— Пущай в девках походит, — хмуро проронил Белов, души не чаявший в своей ладной, пригожей дочери. Никак у него не укладывалось в голове, что Татьяна и правда не сегодня завтра может оставить их с Петькой вдвоем. — Молодая еще…
Терентий неодобрительно взглянул на Анисима и потряс в воздухе щепотью квашеной капусты:
— Молодая! Во-во… Доходится!.. Кому перестарки-т надобны!.. Обидел ты ноне Маркела Ипатича, обидел.
Белов недовольно поморщился, но промолчал.
— Можа сказать, фарт тебе подвалил! — прожевывая очередной кусок, воскликнул Терентий. — А ты нос воротишь! Дурень ты, Анисим! И чем Никишка Зыков тебе не жених? Да с Зыковым, если хошь знать, кажен старожилец породниться желат! У Маркел Ипатича карман толще вековой сосны, а ты с анбицией… Гордыня у тебя, Анисим, не по заплатам! О сю пору не уразумею, как энто Зыков к тебе, полетошнику, и сватов заслал?! А ты? Ты им от ворот поворот, вроде, наше вам с кисточкой, Маркел Ипатич! Дурень ты, дурень, Анисим!..
Анисим протяжно вздохнул:
— Зла Татьяне не желаю, поэнтому и не отдал за Никишку Зыкова. Зачем девку на всю жисть в кабалу беспросветную отдавать?
— Во-во… — воздел к потолку костлявый палец Терентий. — Брезговашь много! Презрение обчеству высказываешь… Чё, у тебя пятидесяти целковых не найдется, чтоб за приемный приговор уплатить? Приписался, да и все дела. Полноправный член обчества. Али не надоело полетки платить? Кажен год за одно токмо жительство в селе двадцать целковых отдаешь! А еще с кажной головы скотины по полтине, да с кажных ста копен сена полтину, да за землю пахотну рупь с десятины, да за выпас, водопой, городьбу поскотины, ремонт дорог… Считал аль нет, сколько выходит? Не намаялся по колкам да ямкам опосля старожилов косить?
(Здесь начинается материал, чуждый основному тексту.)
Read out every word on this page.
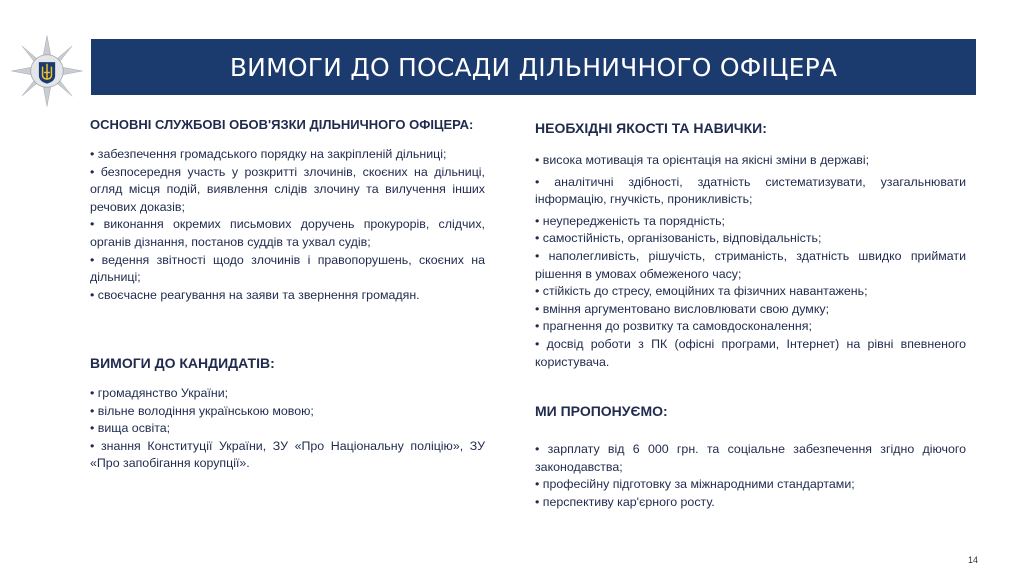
ВИМОГИ ДО ПОСАДИ ДІЛЬНИЧНОГО ОФІЦЕРА
ОСНОВНІ СЛУЖБОВІ ОБОВ'ЯЗКИ ДІЛЬНИЧНОГО ОФІЦЕРА:
• забезпечення громадського порядку на закріпленій дільниці;
• безпосередня участь у розкритті злочинів, скоєних на дільниці, огляд місця подій, виявлення слідів злочину та вилучення інших речових доказів;
• виконання окремих письмових доручень прокурорів, слідчих, органів дізнання, постанов суддів та ухвал судів;
• ведення звітності щодо злочинів і правопорушень, скоєних на дільниці;
• своєчасне реагування на заяви та звернення громадян.
ВИМОГИ ДО КАНДИДАТІВ:
• громадянство України;
• вільне володіння українською мовою;
• вища освіта;
• знання Конституції України, ЗУ «Про Національну поліцію», ЗУ «Про запобігання корупції».
НЕОБХІДНІ ЯКОСТІ ТА НАВИЧКИ:
• висока мотивація та орієнтація на якісні зміни в державі;
• аналітичні здібності, здатність систематизувати, узагальнювати інформацію, гнучкість, проникливість;
• неупередженість та порядність;
• самостійність, організованість, відповідальність;
• наполегливість, рішучість, стриманість, здатність швидко приймати рішення в умовах обмеженого часу;
• стійкість до стресу, емоційних та фізичних навантажень;
• вміння аргументовано висловлювати свою думку;
• прагнення до розвитку та самовдосконалення;
• досвід роботи з ПК (офісні програми, Інтернет) на рівні впевненого користувача.
МИ ПРОПОНУЄМО:
• зарплату від 6 000 грн. та соціальне забезпечення згідно діючого законодавства;
• професійну підготовку за міжнародними стандартами;
• перспективу кар'єрного росту.
14
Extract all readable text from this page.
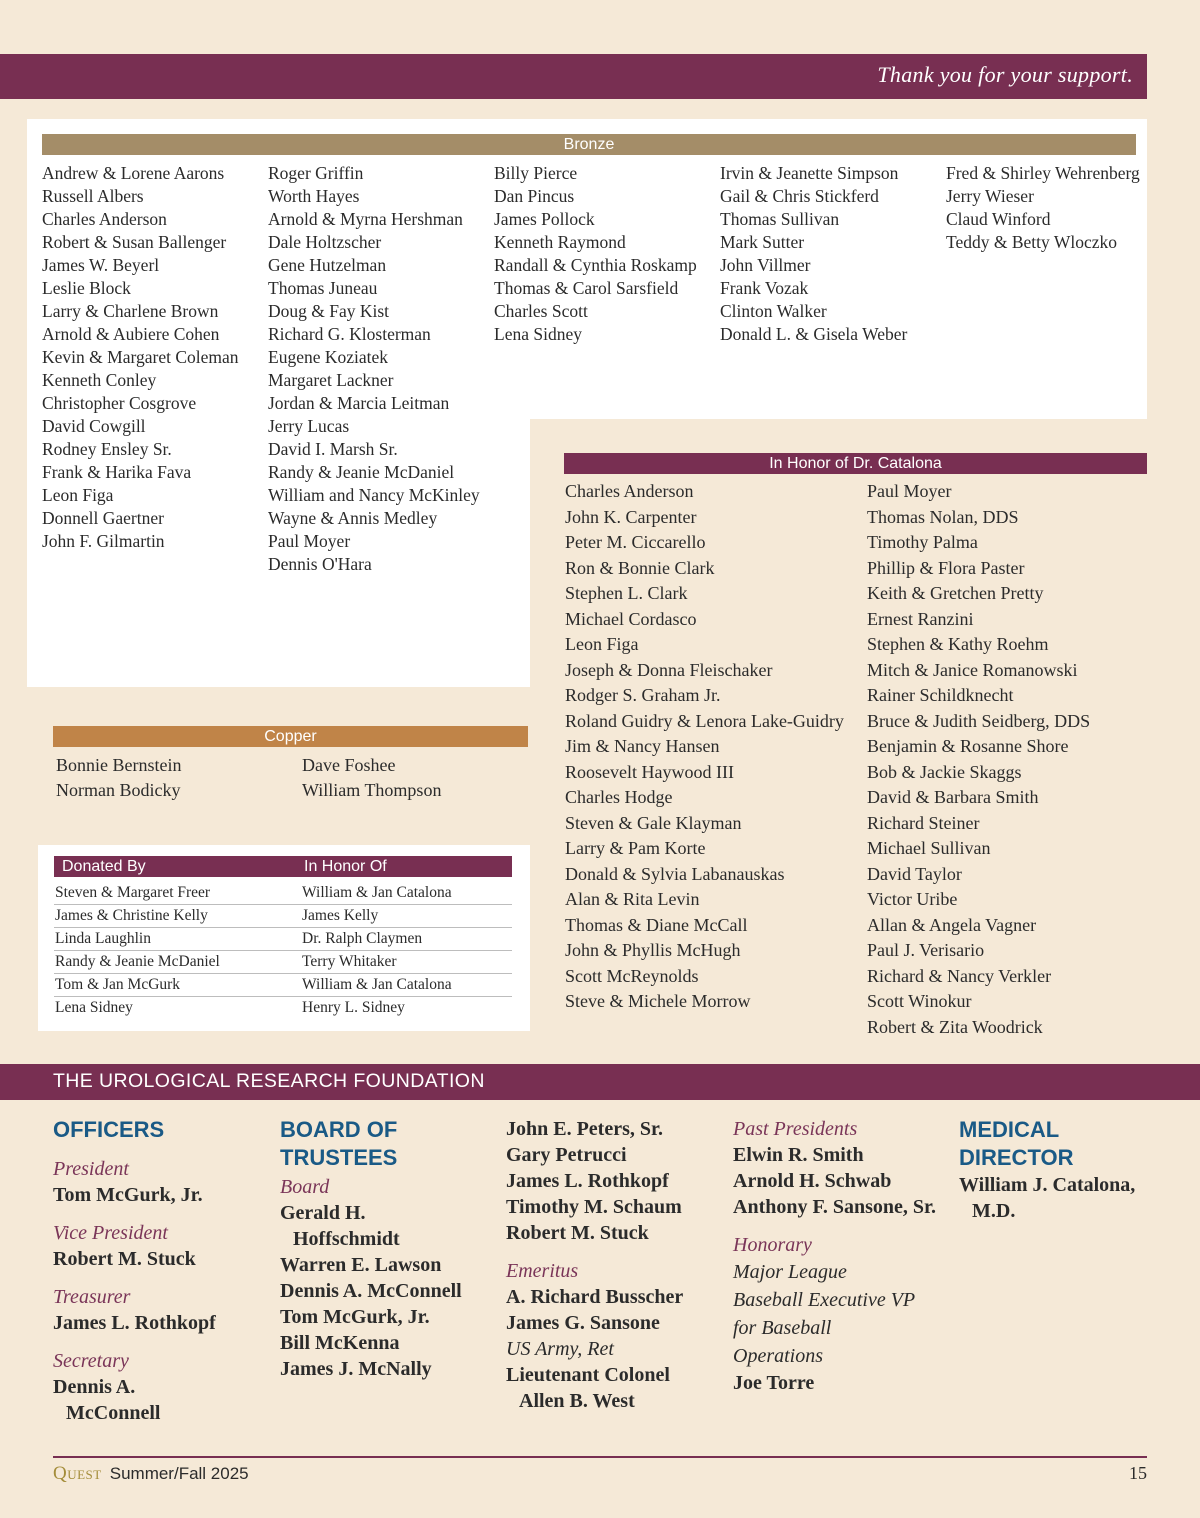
Thank you for your support.
Bronze

Andrew & Lorene Aarons

Russell Albers

Charles Anderson

Robert & Susan Ballenger

James W. Beyerl

Leslie Block

Larry & Charlene Brown

Arnold & Aubiere Cohen

Kevin & Margaret Coleman

Kenneth Conley

Christopher Cosgrove

David Cowgill

Rodney Ensley Sr.

Frank & Harika Fava

Leon Figa

Donnell Gaertner

John F. Gilmartin

Roger Griffin

Worth Hayes

Arnold & Myrna Hershman

Dale Holtzscher

Gene Hutzelman

Thomas Juneau

Doug & Fay Kist

Richard G. Klosterman

Eugene Koziatek

Margaret Lackner

Jordan & Marcia Leitman

Jerry Lucas

David I. Marsh Sr.

Randy & Jeanie McDaniel

William and Nancy McKinley

Wayne & Annis Medley

Paul Moyer

Dennis O'Hara

Billy Pierce

Dan Pincus

James Pollock

Kenneth Raymond

Randall & Cynthia Roskamp

Thomas & Carol Sarsfield

Charles Scott

Lena Sidney

Irvin & Jeanette Simpson

Gail & Chris Stickferd

Thomas Sullivan

Mark Sutter

John Villmer

Frank Vozak

Clinton Walker

Donald L. & Gisela Weber

Fred & Shirley Wehrenberg

Jerry Wieser

Claud Winford

Teddy & Betty Wloczko

Copper

Bonnie Bernstein

Norman Bodicky

Dave Foshee

William Thompson

Donated By	In Honor Of
Steven & Margaret Freer	William & Jan Catalona
James & Christine Kelly	James Kelly
Linda Laughlin	Dr. Ralph Claymen
Randy & Jeanie McDaniel	Terry Whitaker
Tom & Jan McGurk	William & Jan Catalona
Lena Sidney	Henry L. Sidney
In Honor of Dr. Catalona

Charles Anderson

John K. Carpenter

Peter M. Ciccarello

Ron & Bonnie Clark

Stephen L. Clark

Michael Cordasco

Leon Figa

Joseph & Donna Fleischaker

Rodger S. Graham Jr.

Roland Guidry & Lenora Lake-Guidry

Jim & Nancy Hansen

Roosevelt Haywood III

Charles Hodge

Steven & Gale Klayman

Larry & Pam Korte

Donald & Sylvia Labanauskas

Alan & Rita Levin

Thomas & Diane McCall

John & Phyllis McHugh

Scott McReynolds

Steve & Michele Morrow

Paul Moyer

Thomas Nolan, DDS

Timothy Palma

Phillip & Flora Paster

Keith & Gretchen Pretty

Ernest Ranzini

Stephen & Kathy Roehm

Mitch & Janice Romanowski

Rainer Schildknecht

Bruce & Judith Seidberg, DDS

Benjamin & Rosanne Shore

Bob & Jackie Skaggs

David & Barbara Smith

Richard Steiner

Michael Sullivan

David Taylor

Victor Uribe

Allan & Angela Vagner

Paul J. Verisario

Richard & Nancy Verkler

Scott Winokur

Robert & Zita Woodrick

THE UROLOGICAL RESEARCH FOUNDATION

OFFICERS

President

Tom McGurk, Jr.

Vice President

Robert M. Stuck

Treasurer

James L. Rothkopf

Secretary

Dennis A. McConnell

BOARD OF TRUSTEES

Board

Gerald H. Hoffschmidt

Warren E. Lawson

Dennis A. McConnell

Tom McGurk, Jr.

Bill McKenna

James J. McNally

John E. Peters, Sr.

Gary Petrucci

James L. Rothkopf

Timothy M. Schaum

Robert M. Stuck

Emeritus

A. Richard Busscher

James G. Sansone

US Army, Ret

Lieutenant Colonel Allen B. West

Past Presidents

Elwin R. Smith

Arnold H. Schwab

Anthony F. Sansone, Sr.

Honorary

Major League

Baseball Executive VP

for Baseball

Operations

Joe Torre

MEDICAL DIRECTOR

William J. Catalona, M.D.

Quest Summer/Fall 2025	15
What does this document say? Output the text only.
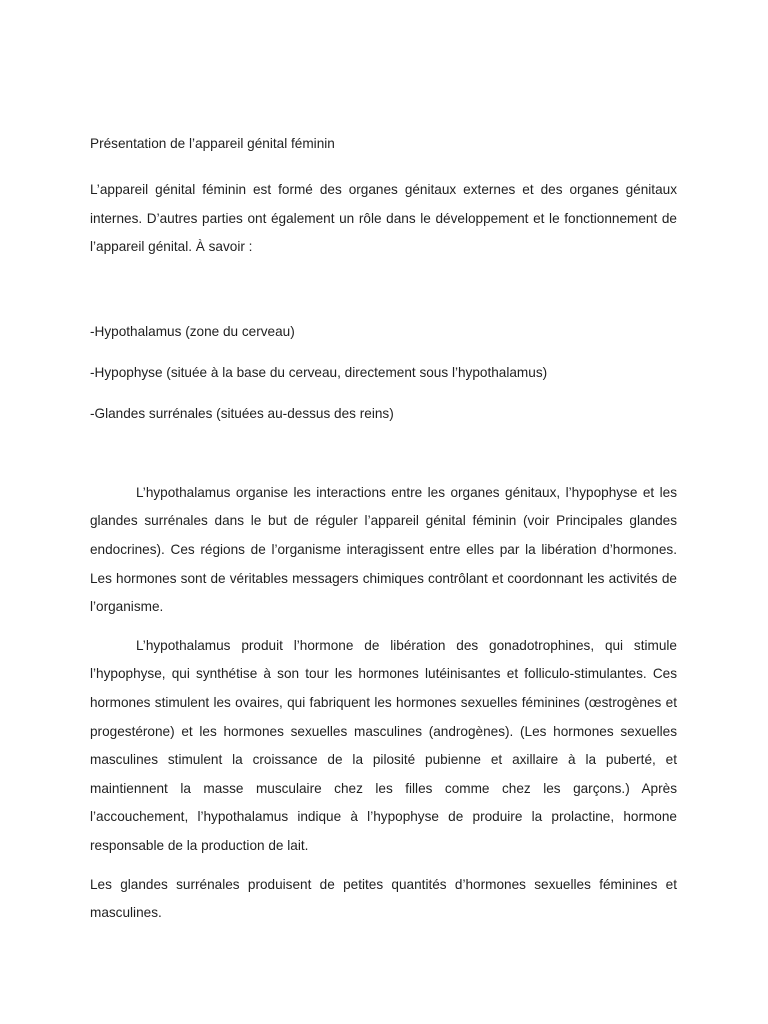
Présentation de l’appareil génital féminin

L’appareil génital féminin est formé des organes génitaux externes et des organes génitaux internes. D’autres parties ont également un rôle dans le développement et le fonctionnement de l’appareil génital. À savoir :

-Hypothalamus (zone du cerveau)

-Hypophyse (située à la base du cerveau, directement sous l’hypothalamus)

-Glandes surrénales (situées au-dessus des reins)

L’hypothalamus organise les interactions entre les organes génitaux, l’hypophyse et les glandes surrénales dans le but de réguler l’appareil génital féminin (voir Principales glandes endocrines). Ces régions de l’organisme interagissent entre elles par la libération d’hormones. Les hormones sont de véritables messagers chimiques contrôlant et coordonnant les activités de l’organisme.

L’hypothalamus produit l’hormone de libération des gonadotrophines, qui stimule l’hypophyse, qui synthétise à son tour les hormones lutéinisantes et folliculo-stimulantes. Ces hormones stimulent les ovaires, qui fabriquent les hormones sexuelles féminines (œstrogènes et progestérone) et les hormones sexuelles masculines (androgènes). (Les hormones sexuelles masculines stimulent la croissance de la pilosité pubienne et axillaire à la puberté, et maintiennent la masse musculaire chez les filles comme chez les garçons.) Après l’accouchement, l’hypothalamus indique à l’hypophyse de produire la prolactine, hormone responsable de la production de lait.

Les glandes surrénales produisent de petites quantités d’hormones sexuelles féminines et masculines.
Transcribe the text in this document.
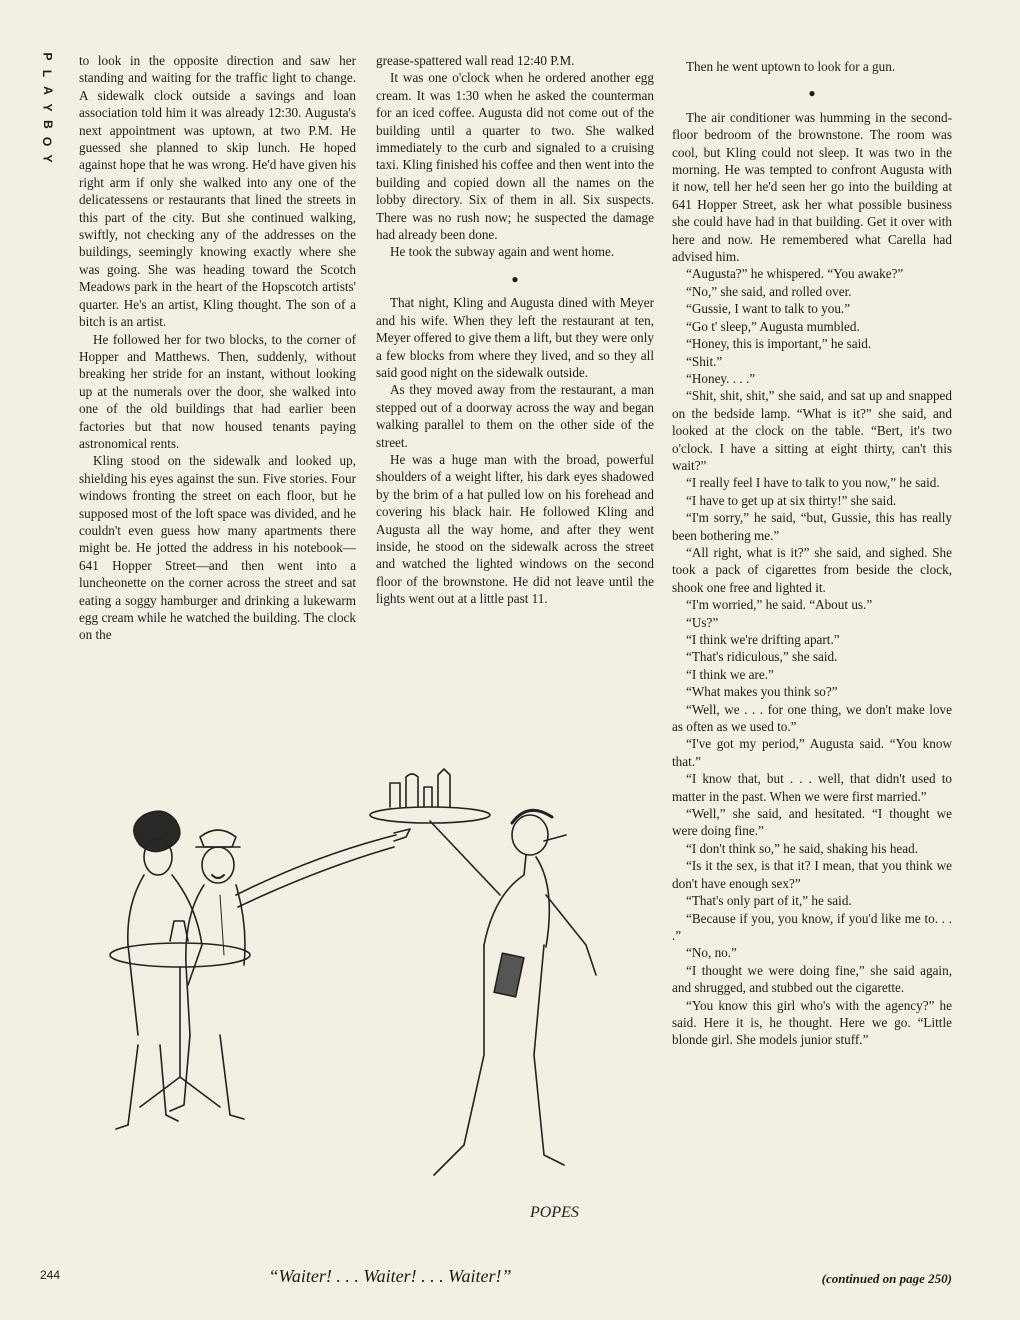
P
L
A
Y
B
O
Y

to look in the opposite direction and saw her standing and waiting for the traffic light to change. A sidewalk clock outside a savings and loan association told him it was already 12:30. Augusta's next appointment was uptown, at two P.M. He guessed she planned to skip lunch. He hoped against hope that he was wrong. He'd have given his right arm if only she walked into any one of the delicatessens or restaurants that lined the streets in this part of the city. But she continued walking, swiftly, not checking any of the addresses on the buildings, seemingly knowing exactly where she was going. She was heading toward the Scotch Meadows park in the heart of the Hopscotch artists' quarter. He's an artist, Kling thought. The son of a bitch is an artist.

He followed her for two blocks, to the corner of Hopper and Matthews. Then, suddenly, without breaking her stride for an instant, without looking up at the numerals over the door, she walked into one of the old buildings that had earlier been factories but that now housed tenants paying astronomical rents.

Kling stood on the sidewalk and looked up, shielding his eyes against the sun. Five stories. Four windows fronting the street on each floor, but he supposed most of the loft space was divided, and he couldn't even guess how many apartments there might be. He jotted the address in his notebook—641 Hopper Street—and then went into a luncheonette on the corner across the street and sat eating a soggy hamburger and drinking a lukewarm egg cream while he watched the building. The clock on the

grease-spattered wall read 12:40 P.M.

It was one o'clock when he ordered another egg cream. It was 1:30 when he asked the counterman for an iced coffee. Augusta did not come out of the building until a quarter to two. She walked immediately to the curb and signaled to a cruising taxi. Kling finished his coffee and then went into the building and copied down all the names on the lobby directory. Six of them in all. Six suspects. There was no rush now; he suspected the damage had already been done.

He took the subway again and went home.

●

That night, Kling and Augusta dined with Meyer and his wife. When they left the restaurant at ten, Meyer offered to give them a lift, but they were only a few blocks from where they lived, and so they all said good night on the sidewalk outside.

As they moved away from the restaurant, a man stepped out of a doorway across the way and began walking parallel to them on the other side of the street.

He was a huge man with the broad, powerful shoulders of a weight lifter, his dark eyes shadowed by the brim of a hat pulled low on his forehead and covering his black hair. He followed Kling and Augusta all the way home, and after they went inside, he stood on the sidewalk across the street and watched the lighted windows on the second floor of the brownstone. He did not leave until the lights went out at a little past 11.

Then he went uptown to look for a gun.

●

The air conditioner was humming in the second-floor bedroom of the brownstone. The room was cool, but Kling could not sleep. It was two in the morning. He was tempted to confront Augusta with it now, tell her he'd seen her go into the building at 641 Hopper Street, ask her what possible business she could have had in that building. Get it over with here and now. He remembered what Carella had advised him.

“Augusta?” he whispered. “You awake?”

“No,” she said, and rolled over.

“Gussie, I want to talk to you.”

“Go t' sleep,” Augusta mumbled.

“Honey, this is important,” he said.

“Shit.”

“Honey. . . .”

“Shit, shit, shit,” she said, and sat up and snapped on the bedside lamp. “What is it?” she said, and looked at the clock on the table. “Bert, it's two o'clock. I have a sitting at eight thirty, can't this wait?”

“I really feel I have to talk to you now,” he said.

“I have to get up at six thirty!” she said.

“I'm sorry,” he said, “but, Gussie, this has really been bothering me.”

“All right, what is it?” she said, and sighed. She took a pack of cigarettes from beside the clock, shook one free and lighted it.

“I'm worried,” he said. “About us.”

“Us?”

“I think we're drifting apart.”

“That's ridiculous,” she said.

“I think we are.”

“What makes you think so?”

“Well, we . . . for one thing, we don't make love as often as we used to.”

“I've got my period,” Augusta said. “You know that.”

“I know that, but . . . well, that didn't used to matter in the past. When we were first married.”

“Well,” she said, and hesitated. “I thought we were doing fine.”

“I don't think so,” he said, shaking his head.

“Is it the sex, is that it? I mean, that you think we don't have enough sex?”

“That's only part of it,” he said.

“Because if you, you know, if you'd like me to. . . .”

“No, no.”

“I thought we were doing fine,” she said again, and shrugged, and stubbed out the cigarette.

“You know this girl who's with the agency?” he said. Here it is, he thought. Here we go. “Little blonde girl. She models junior stuff.”

POPES
“Waiter! . . . Waiter! . . . Waiter!”
244	(continued on page 250)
— Так-то оно так, — пробурчал Анисим. — Зато дышу я слободнее…
— Как был лапотон курский, так и остался! — досадливо махнул рукой Терентий. — Нету в тебе сибирского разумения. Несуразный ты… Вот и лошадь в прошлом годе за двадцать целковых купил, а ей красна цена — пятнадцать. Правду говорят: переселенец что младенец;… Уважил бы старичков, Зыкова, к примеру, али Кунгурова с Мануйловым, выставил бы ведерко винца, поменьше бы за приписку взяли…
Белов раздумчиво почесал бороду:
— Каждому поклоны отдавать — шею свихнешь. Смолоду не кланялся, а уж под старость не буду навыкать.
Терентию показалось, что Анисим намекает на его близкие отношения со старожильцами, и он скривился:
— Во-во. Все анби-и-цию показывашь.
— Да я не к тому. На кой хрен мне энто ярмо? Припишись, так затаскают. Первым делом на должность выберут, а потом — то на сходы, то тот же староста Мануйлов холоду нагонит.
— Дык другие мужики, чё с тобой из Расеи пришли, приписались, и ничё, живут! Уж Коробкин Кузьма на чё маломочный, а и тот. И обчество к нему с уважением, в стражники на сходе выбрали.
— Еще не хватало урядниковым подручником быть, — поморщился Анисим.
— Энто ты зря. В обчестве кажен член при должности быть обязан. К примеру, меня возьми. — Терентий полез за прокопченную, в позеленевшем медном окладе икону. Вынул оттуда бережно сложенный вчетверо лист бумаги, стряхнул со стола крошки и, развернув бумагу и расправив ее, глянул на приятеля: — Слухай!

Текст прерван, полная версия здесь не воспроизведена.